THE EFFECT OF OVARIECTOMY ON RABBIT BLASTOCYSTS

Abstract
SUMMARY: The behaviour of rabbit blastocysts and their uterine environment after ovariectomy was studied; the experimental period after ovariectomy varied from 17 to 26 hr. Most of the experiments were concerned with blastocysts recovered from rabbits spayed at 6 days; a few relate to embryos from animals spayed on day 5 or 7 of gestation. Ovariectomy resulted in variable, often considerable, embryonic loss. Following bilateral ovariectomy at 6–6½ days, implantation on day 7 was completely prevented; those blastocysts which survived showed evidence of expansion and differentiation during the interval after ovariectomy. This provided an opportunity (1) to assess the stage of development, and mitotic activity, as well as certain biochemical characteristics, in embryos surviving ovariectomy, and (2) to use the free-lying 7-day-old blastocysts for culture experiments. It was found that mitotic activity went on in blastocysts after ovariectomy. Upon transfer to suitable culture media the unimplanted 7-day-old blastocysts continued to grow and differentiate, the most advanced stage observed at the end of a 24 hr. period of incubation in vitro being the development of blood islands, primitive groove, and head process.
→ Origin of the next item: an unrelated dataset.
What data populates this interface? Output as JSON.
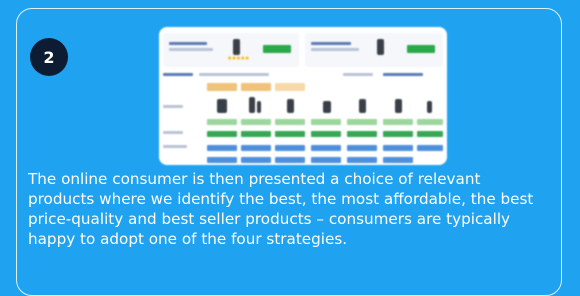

The fresh weight, and the content of bicarbonate and glucose of the 7-day-old unimplanted blastocysts differed little from those of normally implanted blastocysts of the same age; their content of lactate, however, was distinctly lower. Carbonic anhydrase activity after spaying was fully maintained in the endometrium which showed little involutional change either on gross or on microscopical examination.